Debate-se muito acerca do real espírito abolicionista da monarca que tornou ilegal a escravidão no Brasil. Teria Isabel agido pensando no bem estar dos escravos? É sabido que, nas últimas décadas do século 19, o fim da escravidão era já um caminho sem volta, por mais que a aristocracia escravocrata tentasse adiá-la, como fez no Brasil, último país das Américas a assinar a abolição. Mesmo com toda a oposição, o trem da liberdade alguma hora chegaria à estação, já que a pressão externa e interna pela abolição era muito forte. Dito isso, o fato de assinar essa lei pode ter sido, nos olhos de Isabel, um último suspiro na luta por manter firme a monarquia, outra instituição que, já na época, estava ruindo.
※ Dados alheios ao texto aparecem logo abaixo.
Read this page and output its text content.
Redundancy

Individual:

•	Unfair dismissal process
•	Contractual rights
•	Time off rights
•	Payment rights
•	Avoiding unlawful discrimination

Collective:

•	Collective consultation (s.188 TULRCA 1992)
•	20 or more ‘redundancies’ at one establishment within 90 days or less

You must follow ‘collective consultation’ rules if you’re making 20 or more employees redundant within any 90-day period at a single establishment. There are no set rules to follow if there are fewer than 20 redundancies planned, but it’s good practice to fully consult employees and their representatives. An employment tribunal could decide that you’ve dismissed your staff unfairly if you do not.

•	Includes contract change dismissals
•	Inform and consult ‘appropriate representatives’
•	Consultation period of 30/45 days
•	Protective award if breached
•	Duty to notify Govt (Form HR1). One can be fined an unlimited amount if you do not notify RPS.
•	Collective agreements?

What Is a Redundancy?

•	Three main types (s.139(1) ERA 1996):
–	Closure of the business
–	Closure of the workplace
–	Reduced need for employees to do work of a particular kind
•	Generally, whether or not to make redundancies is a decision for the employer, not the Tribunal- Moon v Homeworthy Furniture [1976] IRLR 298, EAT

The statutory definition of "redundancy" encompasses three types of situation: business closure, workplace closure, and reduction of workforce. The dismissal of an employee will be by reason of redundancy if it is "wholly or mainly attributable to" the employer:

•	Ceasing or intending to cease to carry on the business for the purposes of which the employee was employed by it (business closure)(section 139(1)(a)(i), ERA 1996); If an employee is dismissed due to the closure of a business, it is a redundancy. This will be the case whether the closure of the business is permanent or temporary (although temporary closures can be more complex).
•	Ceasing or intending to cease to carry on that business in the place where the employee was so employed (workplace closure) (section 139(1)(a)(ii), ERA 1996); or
Teria sido esse o único motivo para a ilustre atitude da princesa?

Para reacender essa discussão, novos documentos históricos parecem demonstrar um interesse da Princesa Isabel pela temática da escravidão para além da situação brasileira. Um deles é a carta na qual ela agradece pelos livros enviados a seus caros Vilarejos da Liberdade. Mas afinal o que eram esses vilarejos? Na África Ocidental Francesa, entre os anos de 1887 e 1910, os Vilarejos da Liberdade foram criados com um intuito inicialmente nobre: acolher os escravos libertos durante a abolição. No entanto, seu uso não demorou a corromper-se, e os vilarejos se tornaram celeiros de trabalho forçado para a administração francesa, que construía tais vilas próximas de seus centros de poder, e as organizava como prisões. As condições de vida e trabalho eram tão deploráveis que os trabalhadores que conseguiam escapar preferiam submeter-se a um patrão africano que voltar a servir os colonizadores franceses.

Por que esse documento é raro?

Novas informações trazem à luz aspectos que nos auxiliam a desvendar a complexidade dos personagens que povoam nossa história. Qual poderia ser, então, o interesse da Princesa Isabel pelos tais Vilarejos da Liberdade? Será que os estudou durante sua estadia na França? Talvez esse modelo de liberdade tenha-lhe interessado para ser aplicado no Brasil? Nesse caso, será que ela tinha conhecimento do real objetivo desses vilarejos? Todas essas perguntas sem resposta ainda geram grande intriga, contudo é um fato que a correspondência da monarca brasileira demonstra uma preocupação pelo assunto.